The Hanson family had tickets to Junction City. They possibly here purchased further fare to Salina, the already celebrated Wild West city. Later they had to take themselves to the settlement they decided upon. It lay not too far from the newly founded Swedish city, Lindsborg. They were at last there. They baptized their settlement after the home island in Sweden, but possibly also because they were hoping for a good land.
In 1877 Hans Hansson's son-in-law, Peter Niklas Joransson, emigrated with his wife and son, also from Hallbenarve. In 1878, finally, Hans Hansson's eldest child, the daughter Christina Magdalena, born in 1844, emigrated from Stjups. She had become widowed at Stjups in 1877 and traveled to the family in America with her two children. We can here without hesitation speak of "family emigration".
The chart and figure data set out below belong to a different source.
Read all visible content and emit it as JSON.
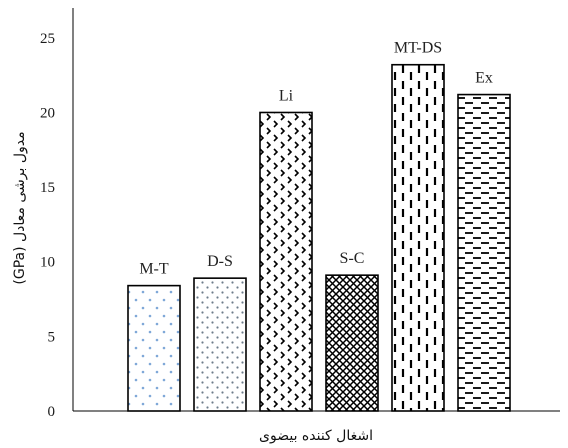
{
  "chart_data": {
    "type": "bar",
    "categories": [
      "M-T",
      "D-S",
      "Li",
      "S-C",
      "MT-DS",
      "Ex"
    ],
    "values": [
      8.4,
      8.9,
      20.0,
      9.1,
      23.2,
      21.2
    ],
    "title": "",
    "xlabel": "اشغال کننده بیضوی",
    "ylabel": "مدول برشی معادل (GPa)",
    "ylim": [
      0,
      27
    ],
    "yticks": [
      0,
      5,
      10,
      15,
      20,
      25
    ],
    "grid": false,
    "data_labels": [
      "M-T",
      "D-S",
      "Li",
      "S-C",
      "MT-DS",
      "Ex"
    ],
    "bar_patterns": [
      "light-blue-dots",
      "grey-dots",
      "chevrons",
      "crosshatch-dense",
      "vertical-dashes",
      "horizontal-dashes"
    ],
    "colors": {
      "bar_outline": "#000000",
      "axis": "#000000",
      "label_text": "#222222"
    }
  }
}
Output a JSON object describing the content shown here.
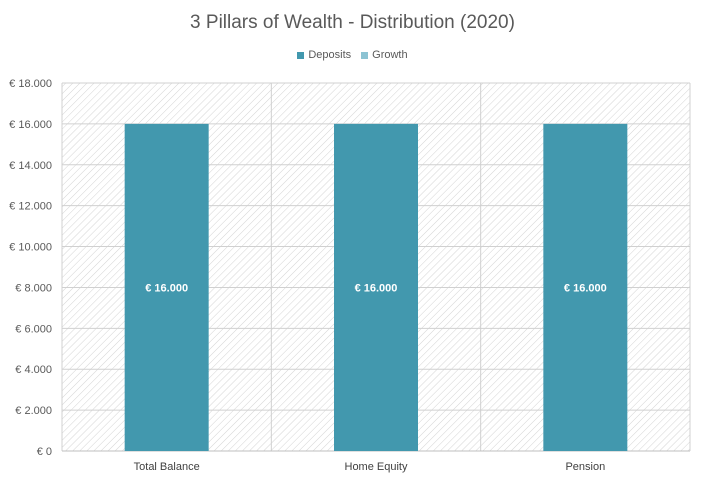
{
  "chart_data": {
    "type": "bar",
    "title": "3 Pillars of Wealth  - Distribution  (2020)",
    "categories": [
      "Total Balance",
      "Home Equity",
      "Pension"
    ],
    "series": [
      {
        "name": "Deposits",
        "values": [
          16000,
          16000,
          16000
        ],
        "color": "#4298AE"
      },
      {
        "name": "Growth",
        "values": [
          0,
          0,
          0
        ],
        "color": "#8CC3D3"
      }
    ],
    "data_labels": [
      "€ 16.000",
      "€ 16.000",
      "€ 16.000"
    ],
    "ylim": [
      0,
      18000
    ],
    "y_ticks": [
      {
        "value": 0,
        "label": "€ 0"
      },
      {
        "value": 2000,
        "label": "€ 2.000"
      },
      {
        "value": 4000,
        "label": "€ 4.000"
      },
      {
        "value": 6000,
        "label": "€ 6.000"
      },
      {
        "value": 8000,
        "label": "€ 8.000"
      },
      {
        "value": 10000,
        "label": "€ 10.000"
      },
      {
        "value": 12000,
        "label": "€ 12.000"
      },
      {
        "value": 14000,
        "label": "€ 14.000"
      },
      {
        "value": 16000,
        "label": "€ 16.000"
      },
      {
        "value": 18000,
        "label": "€ 18.000"
      }
    ],
    "stacked": true,
    "grid": true,
    "legend_position": "top",
    "plot_background": "hatched"
  }
}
New Gotland at Concordia and New Gottland at Lindsborg, Kansas
By David Larson
Sten Almqvist has the New Gotland community of Cloud county Kansas, where the Baptists came to, located down in McPherson county near Lindsborg. Indeed Concordia is near Lindsborg, but he has it too near. Notice that the Letter from the colony "New Gotland" is datelined "Cloud County".
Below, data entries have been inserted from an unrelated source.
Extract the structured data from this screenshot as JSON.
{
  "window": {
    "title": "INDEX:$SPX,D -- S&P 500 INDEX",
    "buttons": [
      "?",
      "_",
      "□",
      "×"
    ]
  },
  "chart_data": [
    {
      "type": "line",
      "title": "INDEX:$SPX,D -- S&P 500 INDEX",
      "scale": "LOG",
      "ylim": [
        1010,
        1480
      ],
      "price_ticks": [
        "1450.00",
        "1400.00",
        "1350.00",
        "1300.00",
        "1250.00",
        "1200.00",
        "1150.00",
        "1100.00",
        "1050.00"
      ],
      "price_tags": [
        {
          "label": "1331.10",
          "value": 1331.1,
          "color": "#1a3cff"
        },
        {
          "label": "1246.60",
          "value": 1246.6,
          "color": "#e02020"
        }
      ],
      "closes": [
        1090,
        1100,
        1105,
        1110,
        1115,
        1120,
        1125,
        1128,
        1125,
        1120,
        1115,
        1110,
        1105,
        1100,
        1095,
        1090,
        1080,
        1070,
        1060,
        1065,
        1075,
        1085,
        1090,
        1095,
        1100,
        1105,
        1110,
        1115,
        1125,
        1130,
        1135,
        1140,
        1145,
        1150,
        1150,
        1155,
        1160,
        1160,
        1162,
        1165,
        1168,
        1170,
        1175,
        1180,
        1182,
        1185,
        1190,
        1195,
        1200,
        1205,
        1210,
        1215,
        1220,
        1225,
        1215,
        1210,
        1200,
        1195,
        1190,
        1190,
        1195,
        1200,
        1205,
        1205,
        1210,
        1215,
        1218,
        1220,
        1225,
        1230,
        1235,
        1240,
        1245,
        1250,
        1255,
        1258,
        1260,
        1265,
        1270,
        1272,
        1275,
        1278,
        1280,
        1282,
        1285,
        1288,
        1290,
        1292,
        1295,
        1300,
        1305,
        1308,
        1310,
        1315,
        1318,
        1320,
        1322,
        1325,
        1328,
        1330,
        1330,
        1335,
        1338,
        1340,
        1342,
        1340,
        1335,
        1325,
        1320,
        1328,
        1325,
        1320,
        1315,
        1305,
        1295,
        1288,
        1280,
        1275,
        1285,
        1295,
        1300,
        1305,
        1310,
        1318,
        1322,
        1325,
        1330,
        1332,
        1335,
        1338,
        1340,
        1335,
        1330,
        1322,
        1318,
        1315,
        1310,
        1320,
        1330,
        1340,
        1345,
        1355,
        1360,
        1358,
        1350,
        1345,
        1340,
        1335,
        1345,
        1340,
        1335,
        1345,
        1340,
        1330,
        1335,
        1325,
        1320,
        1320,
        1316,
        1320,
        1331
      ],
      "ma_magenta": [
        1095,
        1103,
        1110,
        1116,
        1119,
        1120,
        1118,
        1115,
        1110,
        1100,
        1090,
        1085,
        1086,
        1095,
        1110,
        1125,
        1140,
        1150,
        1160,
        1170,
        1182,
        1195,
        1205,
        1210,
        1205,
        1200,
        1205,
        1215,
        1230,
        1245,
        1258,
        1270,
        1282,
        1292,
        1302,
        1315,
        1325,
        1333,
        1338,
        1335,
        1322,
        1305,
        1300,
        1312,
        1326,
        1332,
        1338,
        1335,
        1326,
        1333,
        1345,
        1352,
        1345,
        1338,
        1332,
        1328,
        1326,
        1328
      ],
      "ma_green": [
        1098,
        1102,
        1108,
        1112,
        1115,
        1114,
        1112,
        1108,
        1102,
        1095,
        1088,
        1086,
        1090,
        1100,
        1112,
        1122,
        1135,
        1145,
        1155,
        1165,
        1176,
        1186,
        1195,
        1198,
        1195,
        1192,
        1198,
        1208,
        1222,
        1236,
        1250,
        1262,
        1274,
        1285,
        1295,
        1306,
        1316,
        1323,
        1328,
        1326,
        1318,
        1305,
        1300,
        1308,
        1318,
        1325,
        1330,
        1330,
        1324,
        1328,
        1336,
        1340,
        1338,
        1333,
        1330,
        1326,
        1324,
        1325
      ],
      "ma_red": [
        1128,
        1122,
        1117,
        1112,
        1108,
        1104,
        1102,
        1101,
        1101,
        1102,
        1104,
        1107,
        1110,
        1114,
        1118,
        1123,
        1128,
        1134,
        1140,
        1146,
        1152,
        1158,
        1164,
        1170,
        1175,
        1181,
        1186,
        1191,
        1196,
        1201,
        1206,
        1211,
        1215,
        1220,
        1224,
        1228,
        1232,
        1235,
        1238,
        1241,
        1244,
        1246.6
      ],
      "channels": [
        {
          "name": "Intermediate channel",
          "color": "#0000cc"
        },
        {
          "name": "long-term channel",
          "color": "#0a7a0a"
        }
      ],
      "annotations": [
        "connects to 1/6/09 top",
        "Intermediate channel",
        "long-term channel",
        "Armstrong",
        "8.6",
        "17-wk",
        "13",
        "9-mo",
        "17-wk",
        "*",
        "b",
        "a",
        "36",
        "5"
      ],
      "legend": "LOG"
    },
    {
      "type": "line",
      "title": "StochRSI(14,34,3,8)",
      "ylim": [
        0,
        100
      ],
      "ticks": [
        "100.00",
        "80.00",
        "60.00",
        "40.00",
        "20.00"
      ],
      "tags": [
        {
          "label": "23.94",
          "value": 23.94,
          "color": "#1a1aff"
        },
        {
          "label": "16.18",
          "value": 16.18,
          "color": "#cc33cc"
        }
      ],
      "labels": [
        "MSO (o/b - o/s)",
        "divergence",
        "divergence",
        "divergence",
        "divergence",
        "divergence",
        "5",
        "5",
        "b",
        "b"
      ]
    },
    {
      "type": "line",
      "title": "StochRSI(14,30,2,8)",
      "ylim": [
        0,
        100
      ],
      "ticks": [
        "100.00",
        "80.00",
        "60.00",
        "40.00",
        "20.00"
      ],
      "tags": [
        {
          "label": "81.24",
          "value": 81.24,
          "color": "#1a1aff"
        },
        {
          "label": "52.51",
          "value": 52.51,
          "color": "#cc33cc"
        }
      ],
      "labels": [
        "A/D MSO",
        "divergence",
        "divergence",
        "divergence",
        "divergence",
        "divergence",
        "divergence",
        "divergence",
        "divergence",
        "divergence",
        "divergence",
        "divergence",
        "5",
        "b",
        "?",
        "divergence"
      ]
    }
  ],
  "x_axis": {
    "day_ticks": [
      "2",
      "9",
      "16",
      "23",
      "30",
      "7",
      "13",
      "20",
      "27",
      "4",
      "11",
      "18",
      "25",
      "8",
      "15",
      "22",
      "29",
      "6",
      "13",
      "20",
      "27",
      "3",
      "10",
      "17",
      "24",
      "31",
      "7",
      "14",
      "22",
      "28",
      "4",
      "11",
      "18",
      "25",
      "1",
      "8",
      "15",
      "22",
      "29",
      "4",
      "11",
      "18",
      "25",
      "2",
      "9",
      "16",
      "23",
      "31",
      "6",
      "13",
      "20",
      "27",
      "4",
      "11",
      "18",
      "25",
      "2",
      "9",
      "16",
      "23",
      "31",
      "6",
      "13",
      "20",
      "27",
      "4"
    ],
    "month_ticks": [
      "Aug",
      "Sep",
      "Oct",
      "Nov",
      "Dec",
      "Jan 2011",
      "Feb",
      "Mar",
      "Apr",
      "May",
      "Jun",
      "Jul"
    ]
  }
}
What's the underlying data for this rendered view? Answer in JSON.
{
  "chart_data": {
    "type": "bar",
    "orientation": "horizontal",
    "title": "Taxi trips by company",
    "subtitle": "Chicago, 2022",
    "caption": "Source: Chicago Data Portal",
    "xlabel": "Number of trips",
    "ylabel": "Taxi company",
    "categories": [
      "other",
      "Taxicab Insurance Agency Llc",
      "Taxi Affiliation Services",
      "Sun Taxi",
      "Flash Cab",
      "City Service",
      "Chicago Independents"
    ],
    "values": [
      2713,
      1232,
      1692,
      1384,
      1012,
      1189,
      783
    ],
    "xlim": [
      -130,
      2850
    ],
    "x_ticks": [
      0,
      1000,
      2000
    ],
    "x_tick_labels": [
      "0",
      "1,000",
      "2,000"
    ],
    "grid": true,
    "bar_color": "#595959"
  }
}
Lindsborg, Kansas is one of the better-known Swedish towns in America. A joke tells of the Swede who upon arriving in Chicago, looked around in amazement at its size, and said, 'if this is Chicago, what must Lindsborg be like! I also note Sten Almqvist's description of Lindsborg in the caption to the picture on page 6, as the most Swedish place in America.
Southeast of Lindsborg there is a community named New Gottland. It is still today a thriving community with both a Lutheran and a Covenant church. I have spoken to the pastors of each church on the phone, and with their help am trying to determine if there were indeed any Gotlanders in the New Gottland-Lindsborg community. To date we have not identified any Gotlanders there, though there were at least 3 Gotlanders in Lindsborg itself.
In the place-name books on Kansas, this community is mentioned, while the Concordia-New Gotland community is only noted in more comprehensive geographical surveys of the state, which show the Gotland cemetery, and old Gotland school locations. The place-name books say that New Gottland near Lindsborg was named for the settler’s expectation of 'ett nytt gott land', a new good land, and for the island out in the Baltic, Gotland.
The earliest reference I can find mentions the 'new good land' but does not mention Gotland. This is in a county history for McPherson county: under the bio of a Swan Burk, one of the founders of the New Gottland Lutheran church, and one of the first officers of the New Gottland township. The first reference I find which mentions Gotland is from 1932: "The name New Gottland was chosen, partially because Gottland means good land in Swedish and partially because an island in Sweden is called that.
From then on the two concepts are linked; I'm not sure they should be. As an example of a geographical misunderstanding going the other way across the Atlantic, the American author of the McPherson county history has Swan Burk's birthplace in Sweden, the county Vastergotland, referred to as a town.